The girl had fallen asleep, her headphones still plugged to her ears. I leaned tentatively across, trying not to get in contact with her body and slid the window slightly open. The wind that rushed in ruffled the loose strands of her beautiful black hair that escaped her white knitted beret, slapping them across her fair face, some finer strands even stuck to the lipstick on her painted lips, but she didn’t stir. Then I tossed the beverage bottle with its offensive contents out through the window, but alas, I had tossed and uncorked bottle of liquid against the wind.
The wind splattered the content of the bottle against the window-glass, her face, and a brown wet stain had appeared prominently on the breast of her white cotton blouse. That was when she jerked awake. You can imagine my embarrassment. I felt the earth could swallow me, I felt like time could be turned back, then I would have corked the bottle properly, then I could have bought a more agreeable beverage product, then I could have been more shrewd with my finances, then I wouldn’t have been broke to the point of living like a miser, then I would have easily afforded a plane ticket and would not have been caught in such situation I was faced with. I could have wished it all away, but I didn’t because I couldn’t.
“I…….I truly….. I’m sorry” I stuttered, and involuntarily started wiping the wetness off her face and her bosom with a handkerchief I had speedily extracted from my trouser pocket. I didn’t think, I was awash with remorse.
“Oh, it’s okay” she said in a calm voice that failed to belie her embarrassment. She protested at my show of remorse.
“It isn’t as bad as it appears, I’ll change into something clean when I can,” she added
‘’you’ll be needing another meal’’ she said, observing my half-eaten sausage roll that now lay on the floor. I opened my mouth and closed it, at a loss of what to say. You see, I had expected her to borrow ‘Amadioha’s’ thunderbolt and strike me where I sat, but she had shown concern for me, the miserable offender, throwing me off balance. If I had given any consideration to her observation, I didn’t have the money with which to buy any more sausage rolls. She dipped into her handbag, a brown conservative-looking leather handbag and brought out a transparent plastic pack. When she opened it, my mouth watered; it was rice and chicken garnished with peas, diced carrots and everything that makes a man seem like Pavlov’s dog.
“You are welcome to eat with me” she announced, handing me a spoon. I reluctantly was offering my refusal when she cut me halfway,
“ take it as a penance for ruining my new blouse’’ she said jokingly, halting any further refusals.

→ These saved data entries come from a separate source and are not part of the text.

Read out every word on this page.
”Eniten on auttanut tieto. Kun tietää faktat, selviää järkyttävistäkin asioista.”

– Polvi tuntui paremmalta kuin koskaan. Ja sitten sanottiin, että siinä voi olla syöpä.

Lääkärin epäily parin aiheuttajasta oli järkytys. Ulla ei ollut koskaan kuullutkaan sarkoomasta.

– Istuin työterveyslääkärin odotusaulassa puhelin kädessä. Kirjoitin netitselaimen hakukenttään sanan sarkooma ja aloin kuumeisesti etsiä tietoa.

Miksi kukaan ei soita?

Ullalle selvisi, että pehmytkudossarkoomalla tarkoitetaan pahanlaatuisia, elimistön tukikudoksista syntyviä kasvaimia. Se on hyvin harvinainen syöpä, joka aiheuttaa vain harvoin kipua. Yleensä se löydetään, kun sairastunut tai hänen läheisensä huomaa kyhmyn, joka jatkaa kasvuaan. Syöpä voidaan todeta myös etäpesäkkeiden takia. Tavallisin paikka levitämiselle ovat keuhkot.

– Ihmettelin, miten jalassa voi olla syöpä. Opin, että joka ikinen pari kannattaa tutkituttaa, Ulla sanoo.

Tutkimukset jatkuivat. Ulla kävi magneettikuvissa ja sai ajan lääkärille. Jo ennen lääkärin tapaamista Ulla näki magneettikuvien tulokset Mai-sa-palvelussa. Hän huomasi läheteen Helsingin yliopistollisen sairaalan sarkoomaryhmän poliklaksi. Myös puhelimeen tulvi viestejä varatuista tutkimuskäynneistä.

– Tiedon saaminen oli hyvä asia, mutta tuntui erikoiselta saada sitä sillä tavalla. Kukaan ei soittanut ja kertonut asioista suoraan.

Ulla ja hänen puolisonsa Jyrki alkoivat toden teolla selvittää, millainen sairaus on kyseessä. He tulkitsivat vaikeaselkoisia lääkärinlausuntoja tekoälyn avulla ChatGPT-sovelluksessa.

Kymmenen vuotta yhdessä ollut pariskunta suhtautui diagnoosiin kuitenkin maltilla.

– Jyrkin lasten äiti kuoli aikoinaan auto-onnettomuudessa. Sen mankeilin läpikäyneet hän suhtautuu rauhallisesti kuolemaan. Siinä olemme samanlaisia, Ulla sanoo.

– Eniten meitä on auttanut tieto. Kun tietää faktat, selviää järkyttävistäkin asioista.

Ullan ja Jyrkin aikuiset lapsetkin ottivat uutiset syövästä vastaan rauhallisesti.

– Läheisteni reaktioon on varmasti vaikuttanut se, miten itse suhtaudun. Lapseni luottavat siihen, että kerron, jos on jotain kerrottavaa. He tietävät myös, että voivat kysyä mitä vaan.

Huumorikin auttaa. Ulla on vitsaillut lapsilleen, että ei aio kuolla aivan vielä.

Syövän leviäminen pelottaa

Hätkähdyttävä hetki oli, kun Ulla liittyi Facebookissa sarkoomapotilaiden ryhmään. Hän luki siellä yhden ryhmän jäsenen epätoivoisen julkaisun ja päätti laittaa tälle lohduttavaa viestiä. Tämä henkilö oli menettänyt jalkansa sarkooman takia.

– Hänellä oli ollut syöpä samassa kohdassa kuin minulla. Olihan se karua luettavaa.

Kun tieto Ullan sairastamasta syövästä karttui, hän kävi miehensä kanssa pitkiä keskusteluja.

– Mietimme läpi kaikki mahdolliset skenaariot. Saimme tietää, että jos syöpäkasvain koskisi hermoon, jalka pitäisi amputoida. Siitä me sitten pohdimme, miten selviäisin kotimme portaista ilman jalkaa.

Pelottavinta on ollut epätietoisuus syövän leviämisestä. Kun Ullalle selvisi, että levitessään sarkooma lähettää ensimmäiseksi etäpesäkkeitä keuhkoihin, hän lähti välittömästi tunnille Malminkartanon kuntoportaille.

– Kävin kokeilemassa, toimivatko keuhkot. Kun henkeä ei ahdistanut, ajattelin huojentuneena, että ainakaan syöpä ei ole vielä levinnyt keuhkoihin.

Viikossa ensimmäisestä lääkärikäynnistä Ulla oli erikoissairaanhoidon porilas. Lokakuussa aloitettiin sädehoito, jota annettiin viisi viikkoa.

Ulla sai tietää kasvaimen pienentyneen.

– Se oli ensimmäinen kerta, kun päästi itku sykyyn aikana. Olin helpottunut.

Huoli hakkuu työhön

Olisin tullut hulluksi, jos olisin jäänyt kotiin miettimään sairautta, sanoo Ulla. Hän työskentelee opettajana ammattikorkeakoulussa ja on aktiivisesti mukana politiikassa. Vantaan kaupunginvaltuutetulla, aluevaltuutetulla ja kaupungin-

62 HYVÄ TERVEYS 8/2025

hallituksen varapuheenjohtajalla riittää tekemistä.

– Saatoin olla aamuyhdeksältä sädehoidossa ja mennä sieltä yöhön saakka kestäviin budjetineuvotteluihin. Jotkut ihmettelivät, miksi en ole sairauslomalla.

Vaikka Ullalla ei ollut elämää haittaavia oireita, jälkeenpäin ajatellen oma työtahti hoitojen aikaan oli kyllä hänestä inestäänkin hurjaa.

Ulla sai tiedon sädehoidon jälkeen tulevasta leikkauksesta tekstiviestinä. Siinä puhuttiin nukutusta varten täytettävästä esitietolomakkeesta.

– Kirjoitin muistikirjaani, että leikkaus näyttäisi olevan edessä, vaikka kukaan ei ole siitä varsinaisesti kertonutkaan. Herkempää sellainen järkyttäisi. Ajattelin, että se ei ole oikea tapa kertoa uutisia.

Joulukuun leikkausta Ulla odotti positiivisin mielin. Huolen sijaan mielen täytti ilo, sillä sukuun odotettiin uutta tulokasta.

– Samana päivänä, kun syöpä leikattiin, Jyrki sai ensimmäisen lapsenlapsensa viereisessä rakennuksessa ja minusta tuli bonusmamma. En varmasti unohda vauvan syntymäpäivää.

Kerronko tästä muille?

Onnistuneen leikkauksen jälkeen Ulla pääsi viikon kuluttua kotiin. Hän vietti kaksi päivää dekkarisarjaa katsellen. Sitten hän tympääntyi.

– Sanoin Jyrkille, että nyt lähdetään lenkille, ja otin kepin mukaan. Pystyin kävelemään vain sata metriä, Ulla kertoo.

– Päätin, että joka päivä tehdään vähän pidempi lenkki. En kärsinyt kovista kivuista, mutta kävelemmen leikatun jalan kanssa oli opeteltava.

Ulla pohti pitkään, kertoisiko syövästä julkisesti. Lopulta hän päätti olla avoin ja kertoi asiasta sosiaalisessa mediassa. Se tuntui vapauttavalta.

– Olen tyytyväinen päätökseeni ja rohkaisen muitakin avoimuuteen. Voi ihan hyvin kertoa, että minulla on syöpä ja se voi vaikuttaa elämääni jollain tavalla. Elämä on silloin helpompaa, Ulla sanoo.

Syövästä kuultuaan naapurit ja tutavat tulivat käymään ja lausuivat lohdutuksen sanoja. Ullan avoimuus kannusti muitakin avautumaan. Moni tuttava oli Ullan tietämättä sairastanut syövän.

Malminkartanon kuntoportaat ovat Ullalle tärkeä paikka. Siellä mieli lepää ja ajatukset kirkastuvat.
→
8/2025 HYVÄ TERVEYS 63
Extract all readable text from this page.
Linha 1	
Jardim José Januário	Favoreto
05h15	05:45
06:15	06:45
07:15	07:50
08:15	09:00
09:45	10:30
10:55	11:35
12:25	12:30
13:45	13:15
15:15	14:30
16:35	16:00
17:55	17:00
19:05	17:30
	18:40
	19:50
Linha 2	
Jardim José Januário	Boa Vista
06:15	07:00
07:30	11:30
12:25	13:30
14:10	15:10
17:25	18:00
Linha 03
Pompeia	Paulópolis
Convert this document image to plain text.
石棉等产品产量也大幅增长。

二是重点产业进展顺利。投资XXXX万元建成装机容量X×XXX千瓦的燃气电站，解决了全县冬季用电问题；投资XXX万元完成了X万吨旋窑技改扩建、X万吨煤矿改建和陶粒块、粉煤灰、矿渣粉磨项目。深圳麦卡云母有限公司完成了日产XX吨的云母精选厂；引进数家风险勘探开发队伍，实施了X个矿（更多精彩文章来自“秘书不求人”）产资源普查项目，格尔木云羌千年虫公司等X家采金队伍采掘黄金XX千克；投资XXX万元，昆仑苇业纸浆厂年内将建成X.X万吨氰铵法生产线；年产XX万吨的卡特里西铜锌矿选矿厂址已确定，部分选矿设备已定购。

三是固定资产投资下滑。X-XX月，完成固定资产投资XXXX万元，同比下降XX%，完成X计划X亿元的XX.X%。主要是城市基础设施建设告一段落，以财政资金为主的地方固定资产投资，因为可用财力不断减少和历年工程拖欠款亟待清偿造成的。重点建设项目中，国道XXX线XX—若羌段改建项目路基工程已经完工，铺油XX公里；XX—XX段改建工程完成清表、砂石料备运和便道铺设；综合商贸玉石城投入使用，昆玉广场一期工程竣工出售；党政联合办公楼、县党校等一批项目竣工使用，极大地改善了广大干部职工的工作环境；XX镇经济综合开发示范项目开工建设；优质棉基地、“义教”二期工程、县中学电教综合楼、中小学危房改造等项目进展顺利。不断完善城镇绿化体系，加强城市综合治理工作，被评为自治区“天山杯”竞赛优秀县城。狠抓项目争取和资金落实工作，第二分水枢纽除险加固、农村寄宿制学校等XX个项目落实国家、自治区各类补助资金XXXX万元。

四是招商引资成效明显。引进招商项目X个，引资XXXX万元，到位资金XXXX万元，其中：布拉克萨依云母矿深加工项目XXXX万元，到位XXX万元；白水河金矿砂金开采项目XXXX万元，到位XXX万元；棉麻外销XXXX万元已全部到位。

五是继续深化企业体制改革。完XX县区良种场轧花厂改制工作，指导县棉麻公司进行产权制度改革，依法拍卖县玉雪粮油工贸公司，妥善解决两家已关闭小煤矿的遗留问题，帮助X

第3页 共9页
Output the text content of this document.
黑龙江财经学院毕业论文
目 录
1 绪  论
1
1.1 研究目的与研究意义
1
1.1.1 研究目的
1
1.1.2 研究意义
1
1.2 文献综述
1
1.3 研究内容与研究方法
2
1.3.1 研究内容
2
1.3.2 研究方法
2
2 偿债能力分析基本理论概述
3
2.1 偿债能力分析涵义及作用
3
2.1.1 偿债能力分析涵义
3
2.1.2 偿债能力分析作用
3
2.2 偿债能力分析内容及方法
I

That was how we settled down to a proper meal, eating side by side in a moving bus, and then we talked and talked far into the journey. She was a new employee at the Corporate Affairs Commission and was going home for the Christmas holidays too. We grew weary, and dozed off to sleep; her head propped against my shoulder, and mine atop her head breathing in the perfumed sheen that escaped the entrapment of her beret.
The bus did eventually arrive the motor park at Port-Harcourt, we claimed our luggage, shook hands, and then she squeezed a scrap of paper into my palm before jumping into a chartered taxi. I waved until the taxi disappeared into a bend, then I remembered the scrap of paper, on it was hurriedly scribbled 23 Memphis Street. Please do visit, I’ll be expecting you soonest.
That was how I met Angela on the road to Port-Harcourt.